SACRAMENTO, Calif. (KTXL) — The Sacramento City Council approved a plan to open up roughly 1,000 beds to shelter people experiencing homelessness.
The goal is to prevent an outbreak of COVID-19 from spreading through encampments.
The Sacramento County Board of Supervisors already voted unanimously to approve the plan Tuesday afternoon.
“Homelessness has always been a public health crisis,” said Sacramento Mayor Darrell Steinberg. “It’s an elevated public health crisis now because people who are living in those kinds of conditions, they are at greater risk of spreading the disease, no question.”
With few options for sanitation in encampments, Mayor Steinberg worries COVID-19 could spread quickly.
It’s why the city and county have a $15 million plan to open up nearly 1,000 beds for shelter. The plan uses funds from the state budget and emergency dollars from the federal government.
It would utilize 850 rooms from local motels and 60 trailers at Cal Expo, as well as 80 beds that would be added to existing shelters.
“So everybody we bring off the street has to be symptomatic, having tested positive or be at risk,” Steinberg explained.

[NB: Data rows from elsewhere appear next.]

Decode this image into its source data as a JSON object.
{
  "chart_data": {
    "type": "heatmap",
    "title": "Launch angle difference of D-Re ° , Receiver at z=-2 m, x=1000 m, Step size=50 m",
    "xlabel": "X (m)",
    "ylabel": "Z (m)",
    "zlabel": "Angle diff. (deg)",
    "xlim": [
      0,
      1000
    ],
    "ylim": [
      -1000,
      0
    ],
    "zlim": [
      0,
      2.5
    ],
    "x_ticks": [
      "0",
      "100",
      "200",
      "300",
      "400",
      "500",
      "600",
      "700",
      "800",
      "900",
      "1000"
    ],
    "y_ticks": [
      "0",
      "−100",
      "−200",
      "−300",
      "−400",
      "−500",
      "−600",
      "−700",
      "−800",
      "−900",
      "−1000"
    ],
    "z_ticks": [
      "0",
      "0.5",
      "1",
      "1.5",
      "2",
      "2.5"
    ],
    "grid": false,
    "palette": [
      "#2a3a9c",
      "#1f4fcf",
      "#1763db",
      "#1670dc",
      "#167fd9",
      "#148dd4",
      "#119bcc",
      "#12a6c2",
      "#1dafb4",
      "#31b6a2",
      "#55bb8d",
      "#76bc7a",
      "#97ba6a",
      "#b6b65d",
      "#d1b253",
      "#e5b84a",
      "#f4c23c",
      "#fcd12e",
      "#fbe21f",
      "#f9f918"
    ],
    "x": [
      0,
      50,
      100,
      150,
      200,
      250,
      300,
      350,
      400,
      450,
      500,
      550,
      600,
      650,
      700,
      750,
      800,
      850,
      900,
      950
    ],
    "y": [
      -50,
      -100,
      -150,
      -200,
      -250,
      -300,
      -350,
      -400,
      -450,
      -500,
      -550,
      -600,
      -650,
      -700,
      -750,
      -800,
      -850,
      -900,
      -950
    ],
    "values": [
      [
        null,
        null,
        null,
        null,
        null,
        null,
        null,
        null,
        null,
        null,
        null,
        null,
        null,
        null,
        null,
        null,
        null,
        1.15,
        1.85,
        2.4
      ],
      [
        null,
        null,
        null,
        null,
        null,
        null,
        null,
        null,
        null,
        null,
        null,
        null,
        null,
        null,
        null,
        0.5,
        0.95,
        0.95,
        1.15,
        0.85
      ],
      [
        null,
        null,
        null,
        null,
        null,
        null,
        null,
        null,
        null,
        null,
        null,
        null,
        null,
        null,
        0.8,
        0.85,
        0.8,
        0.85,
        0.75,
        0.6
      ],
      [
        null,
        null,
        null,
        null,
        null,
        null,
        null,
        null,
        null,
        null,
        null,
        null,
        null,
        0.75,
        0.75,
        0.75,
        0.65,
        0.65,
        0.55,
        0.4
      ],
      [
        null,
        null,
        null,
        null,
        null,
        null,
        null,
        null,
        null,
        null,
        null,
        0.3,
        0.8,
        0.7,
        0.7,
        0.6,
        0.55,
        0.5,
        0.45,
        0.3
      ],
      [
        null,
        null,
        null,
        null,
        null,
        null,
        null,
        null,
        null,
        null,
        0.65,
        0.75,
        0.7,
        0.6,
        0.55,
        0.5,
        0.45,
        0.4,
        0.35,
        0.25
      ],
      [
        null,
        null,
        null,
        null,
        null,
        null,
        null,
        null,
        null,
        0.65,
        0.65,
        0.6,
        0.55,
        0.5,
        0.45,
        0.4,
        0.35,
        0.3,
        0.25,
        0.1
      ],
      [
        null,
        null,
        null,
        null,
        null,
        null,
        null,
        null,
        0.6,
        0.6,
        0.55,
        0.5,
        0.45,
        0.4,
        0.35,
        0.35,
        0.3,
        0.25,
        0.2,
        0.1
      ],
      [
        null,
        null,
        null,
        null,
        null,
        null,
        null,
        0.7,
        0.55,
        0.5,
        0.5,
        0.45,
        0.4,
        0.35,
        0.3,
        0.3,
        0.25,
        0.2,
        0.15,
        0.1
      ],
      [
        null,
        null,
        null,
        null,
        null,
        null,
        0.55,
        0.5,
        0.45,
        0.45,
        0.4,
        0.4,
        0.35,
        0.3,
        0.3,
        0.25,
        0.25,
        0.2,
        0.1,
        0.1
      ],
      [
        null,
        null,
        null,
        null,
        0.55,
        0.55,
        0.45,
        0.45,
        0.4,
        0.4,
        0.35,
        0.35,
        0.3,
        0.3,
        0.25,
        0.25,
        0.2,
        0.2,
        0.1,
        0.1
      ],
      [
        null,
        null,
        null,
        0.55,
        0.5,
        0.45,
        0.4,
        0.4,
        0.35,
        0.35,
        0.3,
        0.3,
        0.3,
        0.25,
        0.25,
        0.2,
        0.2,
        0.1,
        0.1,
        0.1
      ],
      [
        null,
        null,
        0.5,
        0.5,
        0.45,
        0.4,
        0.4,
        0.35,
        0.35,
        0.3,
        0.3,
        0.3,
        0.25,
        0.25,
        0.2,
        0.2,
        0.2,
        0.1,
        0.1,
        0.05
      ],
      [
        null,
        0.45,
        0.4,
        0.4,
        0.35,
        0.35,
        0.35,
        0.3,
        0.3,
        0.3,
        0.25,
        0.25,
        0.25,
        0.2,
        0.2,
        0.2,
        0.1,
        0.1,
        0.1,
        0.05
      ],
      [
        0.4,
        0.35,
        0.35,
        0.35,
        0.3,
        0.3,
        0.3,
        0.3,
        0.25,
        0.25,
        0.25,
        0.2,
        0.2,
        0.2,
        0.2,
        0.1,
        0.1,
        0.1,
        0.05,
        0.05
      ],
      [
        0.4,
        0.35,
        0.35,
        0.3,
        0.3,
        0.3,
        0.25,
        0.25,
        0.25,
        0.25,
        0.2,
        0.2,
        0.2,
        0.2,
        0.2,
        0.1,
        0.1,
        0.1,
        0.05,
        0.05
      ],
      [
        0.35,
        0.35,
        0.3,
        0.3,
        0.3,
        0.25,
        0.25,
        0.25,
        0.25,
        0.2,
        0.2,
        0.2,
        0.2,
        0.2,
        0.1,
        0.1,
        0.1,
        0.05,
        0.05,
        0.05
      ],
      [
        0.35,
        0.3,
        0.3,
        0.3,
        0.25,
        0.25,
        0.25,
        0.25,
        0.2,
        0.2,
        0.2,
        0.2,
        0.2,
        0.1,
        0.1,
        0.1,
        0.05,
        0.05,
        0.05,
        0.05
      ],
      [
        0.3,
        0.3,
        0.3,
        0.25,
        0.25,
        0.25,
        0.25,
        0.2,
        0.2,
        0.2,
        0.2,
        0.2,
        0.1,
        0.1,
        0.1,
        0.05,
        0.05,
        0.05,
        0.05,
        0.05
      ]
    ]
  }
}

For people still living in encampments, the plan also budgets for toilets, sinks, hygiene kits and hundreds of meals each day.
Cynthia Cavanaugh, the director of homeless initiatives in Sacramento County, told FOX40 that the homeless over 65 years old will be the top priority unless a homeless person already has a confirmed case of the virus.
“The trailers are located at Cal Expo. There is no walk-ups. There is all closed to referral, which is really important for people to understand,” explained Cavanaugh. “If they are 20 years old, homeless and get COVID, they will be at the top of the list over anybody else”
Vice Mayor Jeff Harris told FOX40 he hopes this plan may help trigger a kickstart to solving the homeless crisis.
“In a way, the COVID crisis has given us an opportunity that we have been looking for, for a long time, meaning federal resources to do something robust and quickly,” said Harris.
Bob Erlenbusch, with the Sacramento Regional Coalition to End Homelessness, said he is glad to see action being taken now but also said there needs to be more urgency.
“I mean, it’s a good start,” he told FOX40. “I would have hoped they would have at least opened up some hotel rooms up immediately and then phase in the rest as they have the ability to. This seems too late to try to save as many lives of people experiencing homelessness as possible.”
The funding is only for the pandemic, so people who are granted access to shelter may be back on the streets as soon as their symptoms go away.
But the mayor hopes to use this as an opportunity to help get people into permanent housing.
“There are a lot of options, including the potential of buying these motels that we are going to lease,” Steinberg said. “Can we use this to actually get people from the streets of Sacramento under a safe roof with a chance at a better life?”
Officials are still working to figure out transportation to and from the facilities. Mayor Steinberg said they plan to start moving people into shelters this week.